Don’t panic: Becoming a parent can improve your social and professional lives
We often hear about the ways in which parenthood is a social liability. Have children, and you often lose touch with child-free friends, become impossible to talk to about non-kid topics and miss out on after-hours work functions because happy hour is impossible when there are day care pickups to be done.
While there is truth to this, I’ve also found some ways that being a parent can actually benefit one’s social life, both in and out of the workplace.
Becoming a parent makes you more compassionate toward other parents
Before I had children, there was something sacred and terrifying about my friends having kids. I didn’t know what to do to celebrate or help them. I think I sometimes sent a card. I also went over and stayed too long while cradling their child and doing nothing else. Then, when I had my first son, I was grateful, but also mortified, when a small army of moms appeared to fortify me with hand-me-downs of all sorts (clothes, furniture, strollers), food, groceries and a sympathetic ear.
Now that I have a kid, I pay it forward in the form of food-delivery gift cards, encouraging late-night texts, visits from a paid-for cleaning lady and my own hand-me-downs (which I now realize helps me as much as it helps the new mom in question.) My favorite new-mom move is bringing over food, washing the dishes and then taking out the trash when I leave. Not only have other moms taught me how to treat new moms kindly, I know that I may be teaching other new moms how to do the same when their friends start having kids.

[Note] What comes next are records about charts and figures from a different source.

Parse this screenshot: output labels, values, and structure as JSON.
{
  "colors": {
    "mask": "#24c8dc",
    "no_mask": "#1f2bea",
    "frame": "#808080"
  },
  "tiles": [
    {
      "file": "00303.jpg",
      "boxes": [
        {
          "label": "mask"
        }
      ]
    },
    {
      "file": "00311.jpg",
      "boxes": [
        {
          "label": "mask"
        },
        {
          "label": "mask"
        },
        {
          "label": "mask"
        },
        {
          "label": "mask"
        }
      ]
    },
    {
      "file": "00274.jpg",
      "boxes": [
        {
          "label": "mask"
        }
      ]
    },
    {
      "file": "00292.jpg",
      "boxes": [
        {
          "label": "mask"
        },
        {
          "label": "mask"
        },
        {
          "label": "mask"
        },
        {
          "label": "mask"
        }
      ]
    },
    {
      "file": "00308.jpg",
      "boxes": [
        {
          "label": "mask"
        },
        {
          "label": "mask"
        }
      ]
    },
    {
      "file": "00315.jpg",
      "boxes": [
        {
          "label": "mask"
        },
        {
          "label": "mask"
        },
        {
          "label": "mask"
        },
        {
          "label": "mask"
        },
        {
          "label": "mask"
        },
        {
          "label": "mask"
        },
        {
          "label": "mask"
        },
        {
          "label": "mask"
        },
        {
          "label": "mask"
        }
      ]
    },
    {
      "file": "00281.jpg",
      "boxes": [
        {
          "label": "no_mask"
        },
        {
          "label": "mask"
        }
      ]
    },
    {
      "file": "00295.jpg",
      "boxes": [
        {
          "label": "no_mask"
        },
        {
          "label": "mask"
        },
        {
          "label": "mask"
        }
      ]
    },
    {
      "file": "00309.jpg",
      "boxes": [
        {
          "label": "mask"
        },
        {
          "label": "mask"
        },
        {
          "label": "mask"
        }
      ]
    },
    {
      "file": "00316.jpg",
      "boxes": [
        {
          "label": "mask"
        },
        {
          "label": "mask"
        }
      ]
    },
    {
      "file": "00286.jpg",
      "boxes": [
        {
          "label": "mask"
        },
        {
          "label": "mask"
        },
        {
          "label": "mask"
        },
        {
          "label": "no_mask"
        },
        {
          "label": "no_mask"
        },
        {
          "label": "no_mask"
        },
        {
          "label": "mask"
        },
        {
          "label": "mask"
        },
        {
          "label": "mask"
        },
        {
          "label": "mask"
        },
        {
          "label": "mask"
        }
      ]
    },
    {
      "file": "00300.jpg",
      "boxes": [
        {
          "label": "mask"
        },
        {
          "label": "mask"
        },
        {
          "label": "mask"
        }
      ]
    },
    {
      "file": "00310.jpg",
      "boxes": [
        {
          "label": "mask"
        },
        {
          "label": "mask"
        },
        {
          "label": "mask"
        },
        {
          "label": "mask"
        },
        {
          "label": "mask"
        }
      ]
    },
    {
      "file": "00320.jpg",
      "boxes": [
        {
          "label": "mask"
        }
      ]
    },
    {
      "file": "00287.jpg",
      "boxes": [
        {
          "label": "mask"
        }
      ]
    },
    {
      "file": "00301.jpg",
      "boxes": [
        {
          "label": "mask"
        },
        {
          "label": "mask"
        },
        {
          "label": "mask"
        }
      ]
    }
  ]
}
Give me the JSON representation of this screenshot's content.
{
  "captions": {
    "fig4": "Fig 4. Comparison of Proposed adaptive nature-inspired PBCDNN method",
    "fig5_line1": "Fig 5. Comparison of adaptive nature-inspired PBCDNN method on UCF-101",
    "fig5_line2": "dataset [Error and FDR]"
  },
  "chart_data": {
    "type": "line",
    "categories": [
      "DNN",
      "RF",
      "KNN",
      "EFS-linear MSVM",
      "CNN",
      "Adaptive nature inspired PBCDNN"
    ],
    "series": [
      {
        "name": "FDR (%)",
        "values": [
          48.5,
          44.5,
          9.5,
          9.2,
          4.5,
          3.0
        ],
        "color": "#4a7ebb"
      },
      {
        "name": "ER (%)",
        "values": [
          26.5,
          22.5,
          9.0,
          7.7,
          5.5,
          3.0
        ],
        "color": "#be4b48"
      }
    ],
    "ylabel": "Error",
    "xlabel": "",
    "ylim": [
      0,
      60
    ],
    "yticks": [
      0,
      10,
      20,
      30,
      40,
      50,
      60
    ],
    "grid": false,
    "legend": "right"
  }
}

Becoming a parent can help you squash beefs
My best friend from young adulthood and I had a falling out in our 20s, around the time we both got married. It was a time of high emotions, when we were growing apart and becoming competitive, when it seemed like things like who was the thinnest or who had the largest engagement ring were actually important.
We didn’t speak for five years, even though I missed her badly. We reconnected after we each had our first children. Not only did becoming mothers give us something new to discuss, it helped ease some of those old pressure points. No matter how much money you have or how thin you are, you’re gonna have (literal or figurative) poop on your hands. It brings us down to the same level.
Becoming a parent gives you something to talk about with other parents (even colleagues)
I’ve always been an outgoing person and haven’t had a lot of trouble making new friends, but I’ve noticed this has gone to the next level now that I have a 4-year-old and a 1-year-old. Mothers of newborns still have a lot of room for high hopes and unreasonable expectations (plenty of “I’m going to do X and I will never do Y”).
By the time you have a toddler or a preschooler, you’ve totally abandoned X and probably do Y at least three times a day. There have been certain parents I’ve felt an instant bond with merely due to the fact that our children are the same age, to the point where I’ve gone over to their houses for a first play date and instantly found myself feeding their babies or helping the parents make dinner — just because our lives are, for better or for worse, interchangeable. Parenthood can be the jumper cables for many relationships that wouldn’t have started otherwise.
Becoming a parent helps you better define your work life
Far be it from me to be one of those moms who tosses her lustrous hair and says, “Parenthood has forced me to consider what’s really important!” I’m writing this at 10:30 p.m. on a weeknight, after all. But by and large, having kids has forced me to put barriers around our/my time. I won’t pretend that our/my time is always a sepia-toned moment of bliss. Frankly, work time is often closer to “me” time than family time is.
But by necessity, when the boys come home from school/day care, I have to close the computer, put away my phone and take care of family business. Similarly, on the weekends, I can’t focus on email because I need my energy for these damn boys. Strangely, I think this makes me better professionally than if I just let my work bleed into all my waking hours. I telegraph that my time is important and that I value my brain enough to let it rest at times.
Becoming a parent may give your work a new angle
Far from hindering my professional life, motherhood has actually helped. Not long ago, I had a business meeting with a woman I was meeting for the first time, but before we actually got to work, I helped her unload some hand-me-down toys from her car that she was passing on to me. Once you have that personal connection established, it’s easy — practically fun — to talk about adult things like work after that.
Meanwhile, becoming a parent has given my writing career a whole new dimension. I write what I know, and while parenting isn’t all I know, figuring out how to do it the best I can and how to manage it all the best I can is an ever-flowing fountain for me. I find it therapeutic to confess my parental shortcomings and to sort out my feelings about motherhood in writing, and I’ve been lucky enough to make a living doing it. Will I continue doing this as my children get older and demand more privacy? Who knows? I can’t guarantee it will happen for all, but for me, undoubtedly, parenthood actually enhanced my creative, professional and social lives.